Hi @nacitar I was also facing this issue of assigning multiple containers, the same GPU on ECS g4dn.xlarge instance. Is this feature available now through task definition or this API hack is the only available choice as of now ?
Hi @nacitar I was also facing this issue of assigning multiple containers, the same GPU on ECS g4dn.xlarge instance. Is this feature available now through task definition or this API hack is the only available choice as of now ?
@adesgautam I know of no changes done on the AWS side to improve this and am still relying upon the workaround I mentioned above... which has been working without issue since it was implemented.
With Docker version 20.10.7
, I also had to pass the NVIDIA_VISIBLE_DEVICES=0
environment variable in order for my container to pick up the GPU
@robvanderleek We have a solution for EKS now. Please let us know if you are interested in it
Hi, we are interested in the EKS solution but couldn't anything in AWS documentation. Can you please share some links to any kind of documentation you have regarding the EKS solution?
Hi, we are experiencing the same issue but with a hybrid environment having GPU on-premise. Do you have any suggestions on it or does the issue persist in this case?
If there are any drawbacks to this solution let me know. I modified the docker sysconfig file in ec2 user data section like this
sudo rm /etc/sysconfig/docker echo DAEMON_MAXFILES=1048576 | sudo tee -a /etc/sysconfig/docker echo OPTIONS="--default-ulimit nofile=32768:65536 --default-runtime nvidia" | sudo tee -a /etc/sysconfig/docker echo DAEMON_PIDFILE_TIMEOUT=10 | sudo tee -a /etc/sysconfig/docker sudo systemctl restart docker
It does not require to create a new AMI and for now it seems to work.
Any updates on this?
Thank you @robvanderleek !
We were able to take your suggestion and work it into our setup without having to fork the standard ECS GPU AMI.
We have our EC2 autoscaling group, which serves as a capacity provider for our cluster, provisioned via CloudFormation.

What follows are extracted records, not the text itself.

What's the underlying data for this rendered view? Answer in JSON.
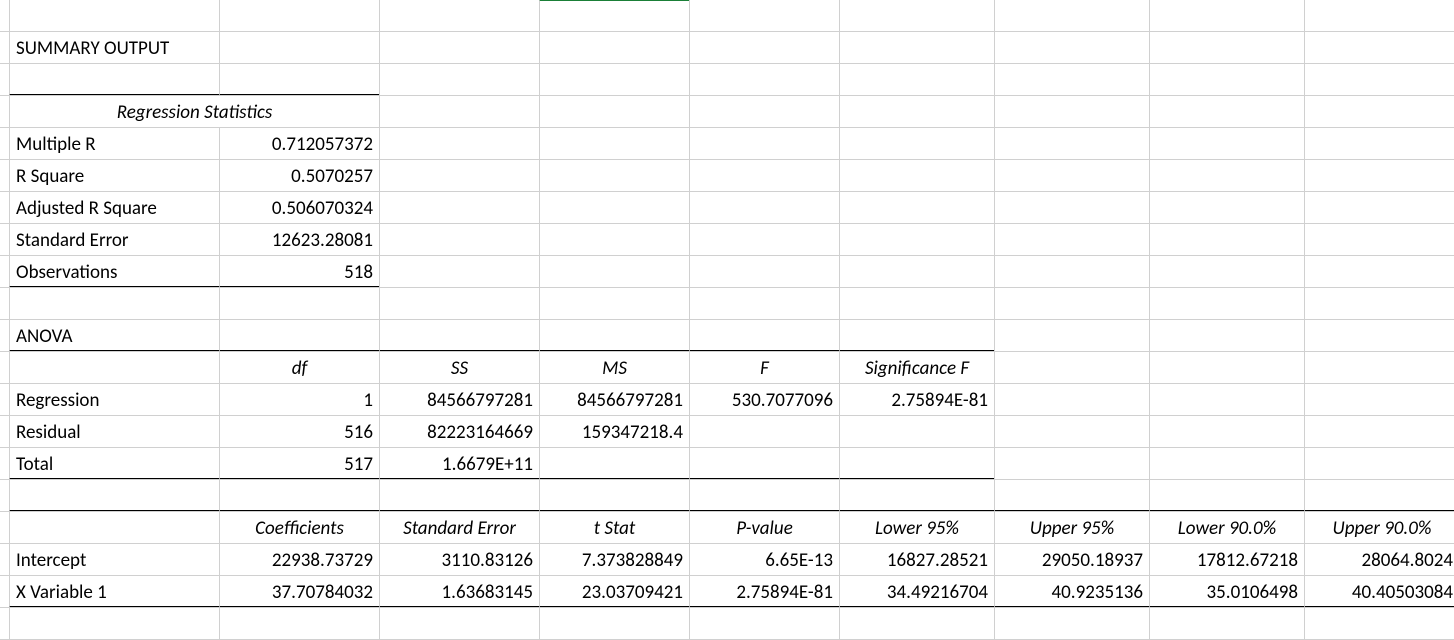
{
  "title": "SUMMARY OUTPUT",
  "regstats": {
    "header": "Regression Statistics",
    "rows": [
      {
        "label": "Multiple R",
        "value": "0.712057372"
      },
      {
        "label": "R Square",
        "value": "0.5070257"
      },
      {
        "label": "Adjusted R Square",
        "value": "0.506070324"
      },
      {
        "label": "Standard Error",
        "value": "12623.28081"
      },
      {
        "label": "Observations",
        "value": "518"
      }
    ]
  },
  "anova": {
    "title": "ANOVA",
    "headers": [
      "df",
      "SS",
      "MS",
      "F",
      "Significance F"
    ],
    "rows": [
      {
        "label": "Regression",
        "df": "1",
        "ss": "84566797281",
        "ms": "84566797281",
        "f": "530.7077096",
        "sigf": "2.75894E-81"
      },
      {
        "label": "Residual",
        "df": "516",
        "ss": "82223164669",
        "ms": "159347218.4",
        "f": "",
        "sigf": ""
      },
      {
        "label": "Total",
        "df": "517",
        "ss": "1.6679E+11",
        "ms": "",
        "f": "",
        "sigf": ""
      }
    ]
  },
  "coef": {
    "headers": [
      "Coefficients",
      "Standard Error",
      "t Stat",
      "P-value",
      "Lower 95%",
      "Upper 95%",
      "Lower 90.0%",
      "Upper 90.0%"
    ],
    "rows": [
      {
        "label": "Intercept",
        "c": "22938.73729",
        "se": "3110.83126",
        "t": "7.373828849",
        "p": "6.65E-13",
        "l95": "16827.28521",
        "u95": "29050.18937",
        "l90": "17812.67218",
        "u90": "28064.8024"
      },
      {
        "label": "X Variable 1",
        "c": "37.70784032",
        "se": "1.63683145",
        "t": "23.03709421",
        "p": "2.75894E-81",
        "l95": "34.49216704",
        "u95": "40.9235136",
        "l90": "35.0106498",
        "u90": "40.40503084"
      }
    ]
  }
}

As such, we modified the UserData script being passed to the Launch Template that the ASG leverages in order to make the default runtime changes that you suggested.

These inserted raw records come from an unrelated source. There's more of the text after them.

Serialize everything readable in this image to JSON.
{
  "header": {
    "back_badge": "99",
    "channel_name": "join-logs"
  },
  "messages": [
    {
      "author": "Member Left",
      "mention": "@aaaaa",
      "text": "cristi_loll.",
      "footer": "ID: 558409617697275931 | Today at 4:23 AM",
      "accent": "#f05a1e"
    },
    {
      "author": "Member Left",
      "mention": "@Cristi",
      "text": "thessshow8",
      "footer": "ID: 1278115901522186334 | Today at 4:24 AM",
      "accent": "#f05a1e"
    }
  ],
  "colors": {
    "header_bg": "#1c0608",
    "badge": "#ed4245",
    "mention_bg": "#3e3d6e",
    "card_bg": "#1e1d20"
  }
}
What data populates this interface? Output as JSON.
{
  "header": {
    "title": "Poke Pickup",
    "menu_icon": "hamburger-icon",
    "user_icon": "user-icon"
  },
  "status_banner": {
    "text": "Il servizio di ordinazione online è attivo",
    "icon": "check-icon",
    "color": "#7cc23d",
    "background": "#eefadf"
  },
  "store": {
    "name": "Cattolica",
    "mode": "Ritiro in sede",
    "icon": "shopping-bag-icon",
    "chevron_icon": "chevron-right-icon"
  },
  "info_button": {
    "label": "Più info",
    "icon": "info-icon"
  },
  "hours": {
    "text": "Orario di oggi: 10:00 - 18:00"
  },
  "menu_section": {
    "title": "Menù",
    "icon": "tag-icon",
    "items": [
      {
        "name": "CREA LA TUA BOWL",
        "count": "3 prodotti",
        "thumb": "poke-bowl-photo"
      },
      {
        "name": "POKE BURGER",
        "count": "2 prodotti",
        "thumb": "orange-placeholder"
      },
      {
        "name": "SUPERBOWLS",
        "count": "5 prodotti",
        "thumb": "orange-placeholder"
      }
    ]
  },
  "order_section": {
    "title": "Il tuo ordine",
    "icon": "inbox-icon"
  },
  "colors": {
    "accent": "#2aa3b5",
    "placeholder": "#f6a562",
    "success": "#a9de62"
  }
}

Here is a working snippet:
(grep -q ^OPTIONS=\"--default-runtime /etc/sysconfig/docker && echo '/etc/sysconfig/docker needs no changes') || (sed -i 's/^OPTIONS="/OPTIONS="--default-runtime nvidia /' /etc/sysconfig/docker && echo '/etc/sysconfig/docker updated to have nvidia runtime as default' && systemctl restart docker && echo 'Restarted docker')

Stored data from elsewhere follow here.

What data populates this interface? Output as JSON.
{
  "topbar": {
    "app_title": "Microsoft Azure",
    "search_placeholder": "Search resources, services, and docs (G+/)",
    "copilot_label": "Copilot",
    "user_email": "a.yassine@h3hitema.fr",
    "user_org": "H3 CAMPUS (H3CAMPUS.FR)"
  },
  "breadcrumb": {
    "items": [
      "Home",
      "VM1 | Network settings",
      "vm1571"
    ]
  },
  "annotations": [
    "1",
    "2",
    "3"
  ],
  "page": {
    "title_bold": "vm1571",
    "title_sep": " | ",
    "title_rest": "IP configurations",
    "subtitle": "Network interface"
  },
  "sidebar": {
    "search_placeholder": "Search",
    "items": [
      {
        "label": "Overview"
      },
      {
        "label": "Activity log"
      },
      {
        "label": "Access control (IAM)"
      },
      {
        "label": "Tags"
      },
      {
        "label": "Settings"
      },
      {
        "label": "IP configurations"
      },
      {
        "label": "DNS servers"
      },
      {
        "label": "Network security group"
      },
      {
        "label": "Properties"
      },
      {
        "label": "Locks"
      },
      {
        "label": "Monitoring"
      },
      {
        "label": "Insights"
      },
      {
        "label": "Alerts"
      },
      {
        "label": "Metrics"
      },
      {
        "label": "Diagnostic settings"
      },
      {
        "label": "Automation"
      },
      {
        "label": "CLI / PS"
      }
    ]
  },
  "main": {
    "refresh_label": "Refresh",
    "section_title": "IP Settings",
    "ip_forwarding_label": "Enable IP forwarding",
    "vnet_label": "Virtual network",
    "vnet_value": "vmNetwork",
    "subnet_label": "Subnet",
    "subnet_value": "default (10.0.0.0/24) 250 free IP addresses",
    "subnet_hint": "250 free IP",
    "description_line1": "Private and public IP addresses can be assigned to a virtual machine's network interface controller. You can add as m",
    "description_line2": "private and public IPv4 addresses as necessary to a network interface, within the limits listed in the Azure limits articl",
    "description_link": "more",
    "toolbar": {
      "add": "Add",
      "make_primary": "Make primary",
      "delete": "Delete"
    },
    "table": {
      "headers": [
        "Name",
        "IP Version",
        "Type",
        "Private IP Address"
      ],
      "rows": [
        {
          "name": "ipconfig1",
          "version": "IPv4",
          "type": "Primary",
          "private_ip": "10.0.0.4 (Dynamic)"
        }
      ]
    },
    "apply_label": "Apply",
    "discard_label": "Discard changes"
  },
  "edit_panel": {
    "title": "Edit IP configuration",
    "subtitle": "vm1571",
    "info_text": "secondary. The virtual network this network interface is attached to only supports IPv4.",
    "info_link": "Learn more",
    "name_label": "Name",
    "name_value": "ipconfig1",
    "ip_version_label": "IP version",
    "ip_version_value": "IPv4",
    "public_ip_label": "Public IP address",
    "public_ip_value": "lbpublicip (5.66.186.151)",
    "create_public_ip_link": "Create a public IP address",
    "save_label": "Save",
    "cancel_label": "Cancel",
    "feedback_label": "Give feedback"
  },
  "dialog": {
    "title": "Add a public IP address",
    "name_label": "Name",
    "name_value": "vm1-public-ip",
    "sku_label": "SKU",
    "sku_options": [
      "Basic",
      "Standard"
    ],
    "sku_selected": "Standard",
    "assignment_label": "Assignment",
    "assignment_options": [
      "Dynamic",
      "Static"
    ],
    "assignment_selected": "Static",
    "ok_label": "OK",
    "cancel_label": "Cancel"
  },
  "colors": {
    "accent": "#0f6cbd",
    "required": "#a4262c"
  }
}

Thought this was worth sharing because although this isn't as ideal as having a real fix, this improves the maintenance impact significantly when compared to forking the AMI. You still have to keep in mind to omit the GPU constraint from your tasks and ensure that GPU instances are used through other means.
This script didn't work for me so I had to do this instead:
sudo bash -c 'grep -q "^OPTIONS=\"--default-runtime nvidia " /etc/sysconfig/docker && echo "/etc/sysconfig/docker needs no changes" || (sed -i "s/^OPTIONS=\"/OPTIONS=\"--default-runtime nvidia /" /etc/sysconfig/docker && echo "/etc/sysconfig/docker updated to have nvidia runtime as default" && systemctl restart docker && echo "Restarted docker")'
Summary
I'd like to share the single GPU of a p3.2xlarge instance with multiple containers in the same task.
Description
In the ECS task definition it's not possible to indicate a single GPU can be shared between containers (or to distribute the GPU resource over multiple containers like with CPU units).
I have multiple containers that require a GPU but not at the same time. Is there a way run them in a single task on the same instance? I've tried leaving the GPU unit resource blank but then the GPU device is not visible to the container.